My mobile phone rang with a call from Burundi. Through static and whistling wind, I heard the voice of Kandinda, the Congolese vice-president of the Karurama refugee camp from where I had returned a few months earlier. We had worked side-by-side in Cibitoke, situated in the triangle between Congo, Rwanda, and Burundi, and very fast had developed an exceptionally close working relationship based on candid conversations and high trust.
The Great Lakes crisis was unique in its complexity, with local, national, and regional conflicts spilling over into Eastern Congo, and resulting in an estimated 3.9 million deaths. After the Rwandan genocide, the division of the Hutu vs Tutsi was revitalized here as Interahamwe, the paramilitary perpetrators of the genocide, escaped across the Rwandan border with all their arms. Additionally, the Burundian civil war spread to the area, and several surrounding countries continued to support armed groups in the Democratic Republic of Congo.
Kandinda had fled to Burundi with 20,000 Congolese, to escape extensive ethnic clashes between armed factions resulting in large-scale displacement, particularly of Banyamulenge, a Tutsi ethnic minority. The majority did not have the necessary documents, so many chose to cross the Ruzizi River which separates Eastern Congo from Burundi, clinging on to empty jerrycans to stay afloat and hoping to evade the hippos inhabiting the river. Screams of women being attacked and raped by rebels tore from the bushes. Not all made it.
Leading a refugee camp was complicated, but Kandinda was street-smart, had the support of the community, and knew how to make things work in the camp. An exception was the initial great unease amongst the Pygmies, who left the camp every night to sleep up in the trees, fearful that the Tutsis would kill and eat them in their sleep. Having fled cannibalism in the forest areas controlled by the Mayi-Mayi tribal militias, who believed they would acquire strength and magical powers from eating specific body parts of the Pygmies, this danger felt very real to them. UN Peacekeepers surrounded the premises leaving the Pygmies feeling relatively protected despite leaving the camp itself. But also this situation was solved under Kandindas leadership and a sense of safety restored.

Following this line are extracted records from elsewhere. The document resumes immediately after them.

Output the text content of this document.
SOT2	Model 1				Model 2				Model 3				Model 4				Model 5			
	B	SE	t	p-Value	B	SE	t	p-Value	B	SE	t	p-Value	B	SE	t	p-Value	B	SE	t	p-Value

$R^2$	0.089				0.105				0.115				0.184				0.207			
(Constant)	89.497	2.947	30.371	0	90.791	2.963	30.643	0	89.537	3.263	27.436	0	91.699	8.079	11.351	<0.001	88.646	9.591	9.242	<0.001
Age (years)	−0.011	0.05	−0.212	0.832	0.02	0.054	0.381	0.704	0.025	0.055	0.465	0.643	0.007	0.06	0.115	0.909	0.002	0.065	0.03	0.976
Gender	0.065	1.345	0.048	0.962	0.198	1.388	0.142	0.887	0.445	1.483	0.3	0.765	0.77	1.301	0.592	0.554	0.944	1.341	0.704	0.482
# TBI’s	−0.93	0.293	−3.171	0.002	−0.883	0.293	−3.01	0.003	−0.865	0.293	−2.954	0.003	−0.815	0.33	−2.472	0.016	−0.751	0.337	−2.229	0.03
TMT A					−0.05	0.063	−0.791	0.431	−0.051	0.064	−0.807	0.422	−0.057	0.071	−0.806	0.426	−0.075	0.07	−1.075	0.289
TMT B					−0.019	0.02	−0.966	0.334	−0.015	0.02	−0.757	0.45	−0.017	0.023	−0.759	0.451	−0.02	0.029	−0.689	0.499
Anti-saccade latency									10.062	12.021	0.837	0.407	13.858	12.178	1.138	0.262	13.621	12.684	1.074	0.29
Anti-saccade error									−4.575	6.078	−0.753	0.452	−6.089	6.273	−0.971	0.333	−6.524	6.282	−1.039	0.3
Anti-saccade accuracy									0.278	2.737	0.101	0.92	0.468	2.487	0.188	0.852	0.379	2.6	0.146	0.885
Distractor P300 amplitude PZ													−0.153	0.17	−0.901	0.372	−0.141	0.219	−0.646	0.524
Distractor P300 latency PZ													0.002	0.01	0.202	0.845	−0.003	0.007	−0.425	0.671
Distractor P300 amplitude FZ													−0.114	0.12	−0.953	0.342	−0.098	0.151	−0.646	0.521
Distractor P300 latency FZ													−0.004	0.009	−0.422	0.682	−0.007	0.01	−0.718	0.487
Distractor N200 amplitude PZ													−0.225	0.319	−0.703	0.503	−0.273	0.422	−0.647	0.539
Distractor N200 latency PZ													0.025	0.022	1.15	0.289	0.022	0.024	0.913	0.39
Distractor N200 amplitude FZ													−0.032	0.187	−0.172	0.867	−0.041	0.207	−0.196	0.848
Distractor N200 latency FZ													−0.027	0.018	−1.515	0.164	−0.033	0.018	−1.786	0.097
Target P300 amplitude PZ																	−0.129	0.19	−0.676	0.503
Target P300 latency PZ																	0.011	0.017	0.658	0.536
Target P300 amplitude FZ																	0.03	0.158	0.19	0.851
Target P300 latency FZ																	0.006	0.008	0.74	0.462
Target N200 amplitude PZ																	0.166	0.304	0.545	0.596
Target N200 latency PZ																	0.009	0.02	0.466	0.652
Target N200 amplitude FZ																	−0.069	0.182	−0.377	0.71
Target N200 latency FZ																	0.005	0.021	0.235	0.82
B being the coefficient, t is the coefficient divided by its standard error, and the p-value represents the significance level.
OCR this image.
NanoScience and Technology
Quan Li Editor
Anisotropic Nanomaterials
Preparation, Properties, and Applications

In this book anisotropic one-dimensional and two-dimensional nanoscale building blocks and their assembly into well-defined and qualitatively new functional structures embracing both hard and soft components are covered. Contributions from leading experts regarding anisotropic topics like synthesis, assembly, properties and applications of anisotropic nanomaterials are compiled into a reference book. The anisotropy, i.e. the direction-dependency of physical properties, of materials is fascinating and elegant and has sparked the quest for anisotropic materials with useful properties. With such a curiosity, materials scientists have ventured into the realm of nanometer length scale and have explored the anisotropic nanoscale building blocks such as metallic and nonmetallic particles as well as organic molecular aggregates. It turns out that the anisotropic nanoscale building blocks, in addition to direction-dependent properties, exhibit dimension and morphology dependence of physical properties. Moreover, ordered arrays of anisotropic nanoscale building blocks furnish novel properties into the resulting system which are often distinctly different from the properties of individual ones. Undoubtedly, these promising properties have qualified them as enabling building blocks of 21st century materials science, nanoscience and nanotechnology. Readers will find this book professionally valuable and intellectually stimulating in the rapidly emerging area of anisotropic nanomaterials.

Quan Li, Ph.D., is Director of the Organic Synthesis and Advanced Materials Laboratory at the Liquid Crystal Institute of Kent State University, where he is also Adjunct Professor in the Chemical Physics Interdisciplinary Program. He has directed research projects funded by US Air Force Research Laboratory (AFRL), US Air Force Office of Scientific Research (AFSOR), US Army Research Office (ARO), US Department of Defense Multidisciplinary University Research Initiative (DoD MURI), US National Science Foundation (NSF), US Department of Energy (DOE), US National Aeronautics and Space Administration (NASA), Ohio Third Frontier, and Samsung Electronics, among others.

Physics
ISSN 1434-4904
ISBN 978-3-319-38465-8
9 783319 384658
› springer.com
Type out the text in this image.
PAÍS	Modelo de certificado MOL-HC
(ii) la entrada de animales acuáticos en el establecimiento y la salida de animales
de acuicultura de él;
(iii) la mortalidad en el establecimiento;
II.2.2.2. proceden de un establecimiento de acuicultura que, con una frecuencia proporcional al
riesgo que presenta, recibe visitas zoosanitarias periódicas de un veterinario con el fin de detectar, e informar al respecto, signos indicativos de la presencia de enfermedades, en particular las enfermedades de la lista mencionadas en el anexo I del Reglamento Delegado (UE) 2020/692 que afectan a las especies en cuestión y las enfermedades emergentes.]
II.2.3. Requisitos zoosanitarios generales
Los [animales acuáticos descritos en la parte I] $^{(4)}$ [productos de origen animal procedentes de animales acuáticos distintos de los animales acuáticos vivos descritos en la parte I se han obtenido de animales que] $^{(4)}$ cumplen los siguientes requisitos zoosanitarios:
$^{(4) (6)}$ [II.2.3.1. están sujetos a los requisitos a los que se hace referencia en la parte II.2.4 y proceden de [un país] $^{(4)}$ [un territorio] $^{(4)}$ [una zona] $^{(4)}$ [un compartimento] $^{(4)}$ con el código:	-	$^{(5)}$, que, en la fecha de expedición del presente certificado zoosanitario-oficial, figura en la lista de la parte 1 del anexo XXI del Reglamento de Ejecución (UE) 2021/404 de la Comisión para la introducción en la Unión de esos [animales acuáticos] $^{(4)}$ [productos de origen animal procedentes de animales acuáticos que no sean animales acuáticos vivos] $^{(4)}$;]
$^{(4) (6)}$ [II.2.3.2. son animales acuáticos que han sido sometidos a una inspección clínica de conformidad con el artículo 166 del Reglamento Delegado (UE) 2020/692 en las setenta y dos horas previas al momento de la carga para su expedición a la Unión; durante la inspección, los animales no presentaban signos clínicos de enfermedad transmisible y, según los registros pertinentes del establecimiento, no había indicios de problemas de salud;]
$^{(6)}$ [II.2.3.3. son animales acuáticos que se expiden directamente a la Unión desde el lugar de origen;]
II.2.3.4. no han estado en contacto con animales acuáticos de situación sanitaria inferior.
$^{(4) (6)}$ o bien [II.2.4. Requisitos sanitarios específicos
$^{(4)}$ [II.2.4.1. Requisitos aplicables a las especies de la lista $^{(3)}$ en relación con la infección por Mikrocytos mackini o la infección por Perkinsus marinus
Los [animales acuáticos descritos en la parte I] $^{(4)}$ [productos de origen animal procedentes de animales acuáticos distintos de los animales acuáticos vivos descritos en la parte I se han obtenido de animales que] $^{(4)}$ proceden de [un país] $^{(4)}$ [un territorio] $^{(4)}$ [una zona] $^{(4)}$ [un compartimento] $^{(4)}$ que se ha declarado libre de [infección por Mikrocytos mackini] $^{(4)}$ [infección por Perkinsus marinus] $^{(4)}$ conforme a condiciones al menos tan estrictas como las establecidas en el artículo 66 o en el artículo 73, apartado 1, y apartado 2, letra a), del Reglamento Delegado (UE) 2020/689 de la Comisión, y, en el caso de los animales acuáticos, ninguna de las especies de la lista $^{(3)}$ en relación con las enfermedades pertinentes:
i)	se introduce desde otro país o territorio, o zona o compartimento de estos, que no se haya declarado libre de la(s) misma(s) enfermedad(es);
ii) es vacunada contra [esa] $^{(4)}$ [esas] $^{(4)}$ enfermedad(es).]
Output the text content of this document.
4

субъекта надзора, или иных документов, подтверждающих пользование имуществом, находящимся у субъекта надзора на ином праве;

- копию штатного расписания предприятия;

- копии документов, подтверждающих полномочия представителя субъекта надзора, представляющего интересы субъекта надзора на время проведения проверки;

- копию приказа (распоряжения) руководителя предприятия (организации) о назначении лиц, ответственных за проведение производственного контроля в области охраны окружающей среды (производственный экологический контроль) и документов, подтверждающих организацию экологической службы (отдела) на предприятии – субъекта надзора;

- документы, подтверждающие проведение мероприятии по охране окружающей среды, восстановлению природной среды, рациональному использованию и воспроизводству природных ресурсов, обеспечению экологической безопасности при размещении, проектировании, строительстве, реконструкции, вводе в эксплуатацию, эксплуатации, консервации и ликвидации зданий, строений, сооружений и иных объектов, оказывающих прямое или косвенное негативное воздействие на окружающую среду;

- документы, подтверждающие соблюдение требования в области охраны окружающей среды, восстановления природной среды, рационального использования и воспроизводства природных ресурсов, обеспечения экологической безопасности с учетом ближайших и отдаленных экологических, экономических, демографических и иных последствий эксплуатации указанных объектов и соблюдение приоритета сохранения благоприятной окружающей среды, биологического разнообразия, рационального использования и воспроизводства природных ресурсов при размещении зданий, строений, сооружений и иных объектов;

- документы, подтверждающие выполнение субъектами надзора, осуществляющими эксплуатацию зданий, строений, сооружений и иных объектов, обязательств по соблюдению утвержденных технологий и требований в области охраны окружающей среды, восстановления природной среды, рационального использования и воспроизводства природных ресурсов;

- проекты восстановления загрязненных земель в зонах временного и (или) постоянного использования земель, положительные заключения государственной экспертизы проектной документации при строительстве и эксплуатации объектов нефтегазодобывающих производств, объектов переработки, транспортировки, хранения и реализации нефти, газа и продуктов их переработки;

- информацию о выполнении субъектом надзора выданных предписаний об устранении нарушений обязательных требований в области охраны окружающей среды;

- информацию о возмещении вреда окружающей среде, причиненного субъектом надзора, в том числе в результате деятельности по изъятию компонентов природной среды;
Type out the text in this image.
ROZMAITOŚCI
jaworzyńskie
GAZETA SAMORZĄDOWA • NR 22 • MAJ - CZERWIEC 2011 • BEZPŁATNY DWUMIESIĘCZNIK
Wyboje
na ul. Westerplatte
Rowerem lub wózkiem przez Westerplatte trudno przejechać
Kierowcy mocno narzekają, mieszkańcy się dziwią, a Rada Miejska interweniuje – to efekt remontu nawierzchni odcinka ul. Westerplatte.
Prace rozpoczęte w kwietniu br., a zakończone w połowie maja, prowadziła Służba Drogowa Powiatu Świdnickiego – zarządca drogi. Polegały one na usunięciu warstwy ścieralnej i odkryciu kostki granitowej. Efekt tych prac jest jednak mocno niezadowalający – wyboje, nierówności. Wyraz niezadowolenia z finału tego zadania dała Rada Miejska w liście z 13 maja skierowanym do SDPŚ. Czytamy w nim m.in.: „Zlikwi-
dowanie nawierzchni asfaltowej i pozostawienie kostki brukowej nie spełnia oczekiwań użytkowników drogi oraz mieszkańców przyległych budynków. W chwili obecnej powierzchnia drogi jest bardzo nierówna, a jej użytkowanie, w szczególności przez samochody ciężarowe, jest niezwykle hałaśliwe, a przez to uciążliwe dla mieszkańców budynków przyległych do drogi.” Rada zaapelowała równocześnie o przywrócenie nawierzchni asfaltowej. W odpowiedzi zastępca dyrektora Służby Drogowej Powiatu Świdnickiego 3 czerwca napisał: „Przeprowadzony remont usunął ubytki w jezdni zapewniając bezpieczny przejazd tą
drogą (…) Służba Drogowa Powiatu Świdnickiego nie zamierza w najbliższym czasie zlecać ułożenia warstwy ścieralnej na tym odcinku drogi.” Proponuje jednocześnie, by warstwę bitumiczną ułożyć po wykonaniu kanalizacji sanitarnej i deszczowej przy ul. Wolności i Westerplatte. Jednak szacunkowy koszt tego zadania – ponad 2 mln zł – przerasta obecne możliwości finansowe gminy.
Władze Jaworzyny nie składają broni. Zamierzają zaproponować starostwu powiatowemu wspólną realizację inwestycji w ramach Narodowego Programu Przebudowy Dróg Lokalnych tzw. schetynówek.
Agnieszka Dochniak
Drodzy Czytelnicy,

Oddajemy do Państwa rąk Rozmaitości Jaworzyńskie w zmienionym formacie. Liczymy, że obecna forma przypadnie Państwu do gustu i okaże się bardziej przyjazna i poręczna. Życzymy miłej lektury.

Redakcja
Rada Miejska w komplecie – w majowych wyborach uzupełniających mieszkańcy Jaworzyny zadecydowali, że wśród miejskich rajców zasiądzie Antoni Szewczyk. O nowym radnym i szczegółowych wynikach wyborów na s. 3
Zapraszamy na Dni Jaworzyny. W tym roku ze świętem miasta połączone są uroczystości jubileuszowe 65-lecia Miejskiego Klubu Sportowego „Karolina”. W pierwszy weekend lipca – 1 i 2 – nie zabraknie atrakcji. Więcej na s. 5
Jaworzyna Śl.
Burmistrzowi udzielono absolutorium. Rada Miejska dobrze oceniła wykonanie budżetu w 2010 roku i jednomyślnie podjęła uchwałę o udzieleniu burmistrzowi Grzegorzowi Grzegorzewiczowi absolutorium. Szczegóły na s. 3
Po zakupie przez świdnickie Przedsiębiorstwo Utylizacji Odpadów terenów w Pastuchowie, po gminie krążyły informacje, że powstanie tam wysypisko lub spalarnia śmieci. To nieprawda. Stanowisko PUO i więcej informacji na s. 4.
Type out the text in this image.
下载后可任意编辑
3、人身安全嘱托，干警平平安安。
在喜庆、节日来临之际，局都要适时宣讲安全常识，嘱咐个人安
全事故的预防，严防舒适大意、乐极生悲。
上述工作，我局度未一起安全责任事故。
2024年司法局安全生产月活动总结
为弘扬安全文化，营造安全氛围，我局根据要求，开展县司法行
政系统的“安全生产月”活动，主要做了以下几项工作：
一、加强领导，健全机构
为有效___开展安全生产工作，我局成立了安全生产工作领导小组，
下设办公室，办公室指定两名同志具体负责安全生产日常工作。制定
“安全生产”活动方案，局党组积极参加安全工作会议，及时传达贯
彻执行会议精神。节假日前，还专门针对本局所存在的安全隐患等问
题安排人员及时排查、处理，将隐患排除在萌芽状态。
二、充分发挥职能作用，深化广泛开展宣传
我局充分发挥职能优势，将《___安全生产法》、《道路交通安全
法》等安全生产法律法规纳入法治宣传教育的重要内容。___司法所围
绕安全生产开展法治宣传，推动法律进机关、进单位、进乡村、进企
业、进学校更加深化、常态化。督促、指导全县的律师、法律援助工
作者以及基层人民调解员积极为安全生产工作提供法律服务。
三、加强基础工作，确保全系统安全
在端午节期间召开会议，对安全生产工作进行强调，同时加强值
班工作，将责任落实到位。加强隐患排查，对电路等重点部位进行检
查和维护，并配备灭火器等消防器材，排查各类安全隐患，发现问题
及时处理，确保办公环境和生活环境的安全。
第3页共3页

Shortly after, the peace was shattered. Armed men chanting religious songs and beating drums attacked a neighbouring camp in Gatumba at night. “There were songs, alleluias, same as those we sing in our churches. That’s why some trusted them,” a survivor said. A large, well-organized force of Interahamwe and Burundian Hutu dominated rebel movement, torched tents, killed people with machetes and gunshots, and left hundreds dead or wounded.
A few days later, before the CNN lens and the world media, bodies were buried in a mass grave. Some of Kandinda’s close family members were among them. The remaining camps along the border, including Kandinda’s, were closed. Refugees moved inland to a new camp located on a cold, isolated mountaintop in the hilly province of Mwaro, leaving them with little contact with their communities back in Congo. I could sense it took its toll on Kandinda, and his perpetually positive attitude was fading.
Once we had moved the camps, it was the end of my mission, and of an exceptionally close collaboration with Kandinda based on candid conversations and high trust. Having heard I was leaving Burundi, Kandinda came to say goodbye on my last day. Descending the mountain in the middle of the night, carrying a large handwoven lidded basket, he reached Bujumbura at dawn. The basket, he explained, was traditionally used at weddings to carry gifts and food. It was beautiful, and I felt humbled by his gesture.
Kandinda also had a question: could I take one of his youngest children back with me to Europe? He grinned. I smiled back and told him he knew the answer. He nodded, broadened his grin, and replied it was worth the try. We had a last chat, shook hands, and he left.
Months later on the phone, we exchanged a few greeting courtesies. How had he gotten my number, I wondered, and how was he able to make a long-distance call? There was a short silence on the otherwise scratchy line, and I asked how he was doing in the new camp. The conditions were poor, Kandinda confirmed. It was not an easy situation – but that was not his reason for calling, he added, as if he had read my thoughts. He just wanted to know if I was home safe and be reassured that I was doing well.
It was clear that he meant it. Kandinda told me to take care, and with the noise of the wind from the mountain, the call ended. We never spoke again.